Foi um momento crucial após o fim da Guerra Fria, e outros celebravam o novo globalismo emergente. Mas a formulação de Huntington ganhou força como a visão ousada necessária dentro do establishment americano, embora fosse terrivelmente falha, reducionista e carente de profundidade e rigor.
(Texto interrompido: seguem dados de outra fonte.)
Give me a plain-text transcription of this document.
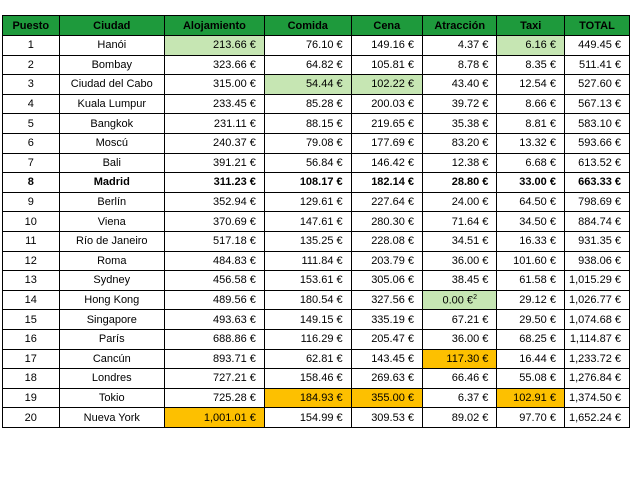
Puesto	Ciudad	Alojamiento	Comida	Cena	Atracción	Taxi	TOTAL
1	Hanói	213.66 €	76.10 €	149.16 €	4.37 €	6.16 €	449.45 €
2	Bombay	323.66 €	64.82 €	105.81 €	8.78 €	8.35 €	511.41 €
3	Ciudad del Cabo	315.00 €	54.44 €	102.22 €	43.40 €	12.54 €	527.60 €
4	Kuala Lumpur	233.45 €	85.28 €	200.03 €	39.72 €	8.66 €	567.13 €
5	Bangkok	231.11 €	88.15 €	219.65 €	35.38 €	8.81 €	583.10 €
6	Moscú	240.37 €	79.08 €	177.69 €	83.20 €	13.32 €	593.66 €
7	Bali	391.21 €	56.84 €	146.42 €	12.38 €	6.68 €	613.52 €
8	Madrid	311.23 €	108.17 €	182.14 €	28.80 €	33.00 €	663.33 €
9	Berlín	352.94 €	129.61 €	227.64 €	24.00 €	64.50 €	798.69 €
10	Viena	370.69 €	147.61 €	280.30 €	71.64 €	34.50 €	884.74 €
11	Río de Janeiro	517.18 €	135.25 €	228.08 €	34.51 €	16.33 €	931.35 €
12	Roma	484.83 €	111.84 €	203.79 €	36.00 €	101.60 €	938.06 €
13	Sydney	456.58 €	153.61 €	305.06 €	38.45 €	61.58 €	1,015.29 €
14	Hong Kong	489.56 €	180.54 €	327.56 €	0.00 €$^2$	29.12 €	1,026.77 €
15	Singapore	493.63 €	149.15 €	335.19 €	67.21 €	29.50 €	1,074.68 €
16	París	688.86 €	116.29 €	205.47 €	36.00 €	68.25 €	1,114.87 €
17	Cancún	893.71 €	62.81 €	143.45 €	117.30 €	16.44 €	1,233.72 €
18	Londres	727.21 €	158.46 €	269.63 €	66.46 €	55.08 €	1,276.84 €
19	Tokio	725.28 €	184.93 €	355.00 €	6.37 €	102.91 €	1,374.50 €
20	Nueva York	1,001.01 €	154.99 €	309.53 €	89.02 €	97.70 €	1,652.24 €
Guerras catastróficas sucessivas no Oriente Médio, culminando no ataque de Donald Trump ao Irã, mostraram-nos o quão perigosas e prejudiciais essas perspectivas sobre o mundo podem ser.
Entidades isoladas
Huntington apresentou um mundo temeroso, profundamente dividido, não pela economia ou pela competição pelos mercados mundiais, mas por um termo vago e pouco elegante de sua própria autoria: “identidades civilizacionais”. Nesse mundo destinado ao conflito, ele imaginou um futuro onde as lutas entre sete ou oito “civilizações” diferentes representariam ameaças ao Ocidente.
Escrevendo sobre a obra de Huntington na revista The Nation, Edward Said observou que o conflito entre o Islã e o Ocidente consumiu “a maior parte de sua atenção”. Said também notou que Huntington se baseou fortemente na obra do “veterano orientalista” Bernard Lewis, cuja islamofobia pouco sutil era evidente no título de seu ensaio de 1990, “As Raízes da Fúria Muçulmana”.
Samuel Huntington não conseguia imaginar uma trajetória global impulsionada pela coexistência pacífica, pelos direitos humanos universais e pela cidadania global.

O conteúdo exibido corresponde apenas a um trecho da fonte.